Besuch von Polens Präsident Kaczynski "Integrationsgrad der EU ist erreicht"
Am zweiten Tag seines Antrittsbesuchs in Berlin hält Polens Präsident Kaczynski an der Humboldt-Universität einen Vortrag über Europa. Der Zeitung "Die Welt" sagte er, er halte eine weiter gehende Integration der EU nicht für machbar." Außerdem bezeichnete er die EU als "ratlos" wirkenden "Superstaat".
Polens Präsident Lech Kaczynski setzt heute seinen zweitägigen Deutschland-Besuch fort. Im Mittelpunkt steht ein Vortrag an der Berliner Humboldt-Universität zum Thema "Solidarisches Europa". Der Zeitung "Die Welt" sagte Kaczynski: "Der mögliche Integrationsgrad in der EU ist heute erreicht." Dies bedeute aber nicht, dass punktuell gemeinsame Vorhaben vereinbart werden könnten.
Kaczynski: EU ist künstliches Gebilde
Kaczynski bezeichnete die Europäische Union als Kunstgebilde: "Ein Superstaat, der nationale Kompetenzen an sich zieht und zugleich ziemlich ratlos wirkt, weil er ein nur symbolisches Budget hat, das ist ein künstliches Gebilde." Es gebe auch keine europäische Öffentlichkeit, sondern nur nationale Öffentlichkeiten. Scharfe Kritik übte Kaczynski auch am Entwurf für eine europäische Verfassung: Der jetzige Entwurf sei keine Ansammlung von Rechtsnormen, sondern von Richtlinien. "Er ist sehr interpretationsfähig, und die Materie, die diese Verfassung behandelt, ist sehr weit gespannt."
Beziehungen im Aufwind?
Nach seinem Besuch bei Bundespräsident Horst Köhler hatte der polnische Präsident gesagt, beide Länder hätten "einen Schritt nach vorn" gemacht in den bilateralen Beziehungen. Beide Präsidenten zeigten sich zuversichtlich, dass die Schwierigkeiten zwischen Deutschland und Polen ausgeräumt werden. So vereinbarten sie, dass Fragen über die Folgen des Krieges auf der Basis der "Danziger Erklärung" gelöst werden sollen. Die damaligen Präsidenten Johannes Rau und Alexander Kwasniewski hatten diese Erklärung 2003 unterzeichnet.
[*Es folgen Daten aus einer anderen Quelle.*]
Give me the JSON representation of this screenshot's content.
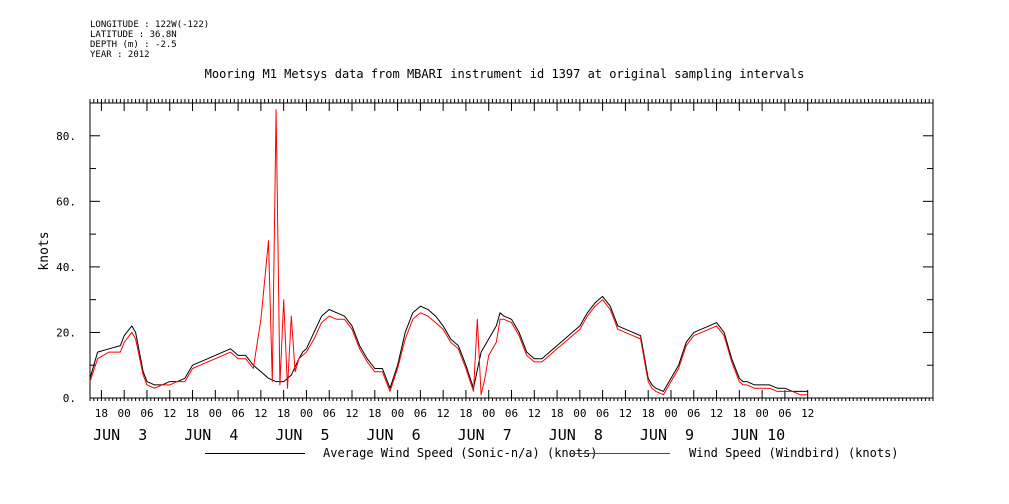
{
  "meta": {
    "longitude": "LONGITUDE : 122W(-122)",
    "latitude": "LATITUDE : 36.8N",
    "depth": "DEPTH (m) : -2.5",
    "year": "YEAR : 2012"
  },
  "chart_data": {
    "type": "line",
    "title": "Mooring M1 Metsys data from MBARI instrument id 1397 at original sampling intervals",
    "ylabel": "knots",
    "xlabel": "",
    "ylim": [
      0,
      90
    ],
    "yticks": [
      0,
      20,
      40,
      60,
      80
    ],
    "ytick_labels": [
      "0.",
      "20.",
      "40.",
      "60.",
      "80."
    ],
    "xlim_hours": [
      -9,
      213
    ],
    "hour_ticks": [
      "18",
      "00",
      "06",
      "12",
      "18",
      "00",
      "06",
      "12",
      "18",
      "00",
      "06",
      "12",
      "18",
      "00",
      "06",
      "12",
      "18",
      "00",
      "06",
      "12",
      "18",
      "00",
      "06",
      "12",
      "18",
      "00",
      "06",
      "12",
      "18",
      "00",
      "06",
      "12"
    ],
    "day_labels": [
      {
        "text": "JUN  3",
        "hour": 0
      },
      {
        "text": "JUN  4",
        "hour": 24
      },
      {
        "text": "JUN  5",
        "hour": 48
      },
      {
        "text": "JUN  6",
        "hour": 72
      },
      {
        "text": "JUN  7",
        "hour": 96
      },
      {
        "text": "JUN  8",
        "hour": 120
      },
      {
        "text": "JUN  9",
        "hour": 144
      },
      {
        "text": "JUN 10",
        "hour": 168
      }
    ],
    "x_units": "hours since JUN 3 00:00",
    "grid": false,
    "legend_position": "bottom",
    "series": [
      {
        "name": "Average Wind Speed (Sonic-n/a) (knots)",
        "color": "#000000",
        "x": [
          -9,
          -7,
          -4,
          -1,
          0,
          2,
          3,
          5,
          6,
          8,
          10,
          12,
          14,
          16,
          18,
          20,
          22,
          24,
          26,
          28,
          30,
          32,
          34,
          36,
          38,
          40,
          42,
          44,
          46,
          47,
          48,
          50,
          52,
          54,
          56,
          58,
          60,
          62,
          64,
          66,
          68,
          70,
          72,
          74,
          76,
          78,
          80,
          82,
          84,
          86,
          88,
          90,
          92,
          94,
          96,
          98,
          99,
          100,
          102,
          104,
          106,
          108,
          110,
          112,
          114,
          116,
          118,
          120,
          122,
          124,
          126,
          128,
          130,
          132,
          134,
          136,
          138,
          139,
          140,
          142,
          144,
          146,
          148,
          150,
          152,
          154,
          156,
          158,
          160,
          162,
          163,
          164,
          166,
          168,
          170,
          172,
          174,
          176,
          178,
          180
        ],
        "y": [
          6,
          14,
          15,
          16,
          19,
          22,
          20,
          8,
          5,
          4,
          4,
          5,
          5,
          6,
          10,
          11,
          12,
          13,
          14,
          15,
          13,
          13,
          10,
          8,
          6,
          5,
          5,
          7,
          12,
          14,
          15,
          20,
          25,
          27,
          26,
          25,
          22,
          16,
          12,
          9,
          9,
          3,
          10,
          20,
          26,
          28,
          27,
          25,
          22,
          18,
          16,
          10,
          3,
          14,
          18,
          22,
          26,
          25,
          24,
          20,
          14,
          12,
          12,
          14,
          16,
          18,
          20,
          22,
          26,
          29,
          31,
          28,
          22,
          21,
          20,
          19,
          6,
          4,
          3,
          2,
          6,
          10,
          17,
          20,
          21,
          22,
          23,
          20,
          12,
          6,
          5,
          5,
          4,
          4,
          4,
          3,
          3,
          2,
          2,
          2
        ]
      },
      {
        "name": "Wind Speed (Windbird) (knots)",
        "color": "#ff0000",
        "x": [
          -9,
          -7,
          -4,
          -1,
          0,
          2,
          3,
          5,
          6,
          8,
          10,
          12,
          14,
          16,
          18,
          20,
          22,
          24,
          26,
          28,
          30,
          32,
          34,
          36,
          38,
          39,
          40,
          41,
          42,
          43,
          44,
          45,
          46,
          47,
          48,
          50,
          52,
          54,
          56,
          58,
          60,
          62,
          64,
          66,
          68,
          70,
          72,
          74,
          76,
          78,
          80,
          82,
          84,
          86,
          88,
          90,
          92,
          93,
          94,
          95,
          96,
          98,
          99,
          100,
          102,
          104,
          106,
          108,
          110,
          112,
          114,
          116,
          118,
          120,
          122,
          124,
          126,
          128,
          130,
          132,
          134,
          136,
          138,
          139,
          140,
          142,
          144,
          146,
          148,
          150,
          152,
          154,
          156,
          158,
          160,
          162,
          163,
          164,
          166,
          168,
          170,
          172,
          174,
          176,
          178,
          180
        ],
        "y": [
          5,
          12,
          14,
          14,
          17,
          20,
          18,
          7,
          4,
          3,
          4,
          4,
          5,
          5,
          9,
          10,
          11,
          12,
          13,
          14,
          12,
          12,
          9,
          24,
          48,
          5,
          88,
          4,
          30,
          3,
          25,
          8,
          12,
          13,
          14,
          18,
          23,
          25,
          24,
          24,
          21,
          15,
          11,
          8,
          8,
          2,
          9,
          18,
          24,
          26,
          25,
          23,
          21,
          17,
          15,
          9,
          2,
          24,
          1,
          6,
          13,
          17,
          24,
          24,
          23,
          19,
          13,
          11,
          11,
          13,
          15,
          17,
          19,
          21,
          25,
          28,
          30,
          27,
          21,
          20,
          19,
          18,
          5,
          3,
          2,
          1,
          5,
          9,
          16,
          19,
          20,
          21,
          22,
          19,
          11,
          5,
          4,
          4,
          3,
          3,
          3,
          2,
          2,
          2,
          1,
          1
        ]
      }
    ]
  }
}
Sie legt den gemeinsamen Umgang mit den Auswirkungen des Krieges fest.
Bundeskanzlerin Angela Merkel äußerte sich ebenfalls zufrieden über den Antrittsbesuch des polnischen Präsidenten. Nach einem Gespräch mit ihm sagte sie, dass der Besuch der Auftakt zu einer "neuen Etappe" in den Beziehungen zwischen beiden Ländern sein könne.
Spannungen nach antideutschen Äußerungen
Das Verhältnis von Deutschland und Polen war zuletzt durch das geplante "Zentrum gegen Vertreibungen" sowie Schadensersatzforderungen von aus Polen vertrieben Deutschen belastet worden. Kaczynski, der im vergangenen Jahr zum Präsidenten gewählt worden war, hatte im Wahlkampf durch antideutsche Äußerungen auf sich aufmerksam gemacht. Polen kritisiert zudem das deutsch-russische Pipeline-Projekt durch die Ostsee, durch das sich Polen von Russland und Deutschland umgangen fühlt.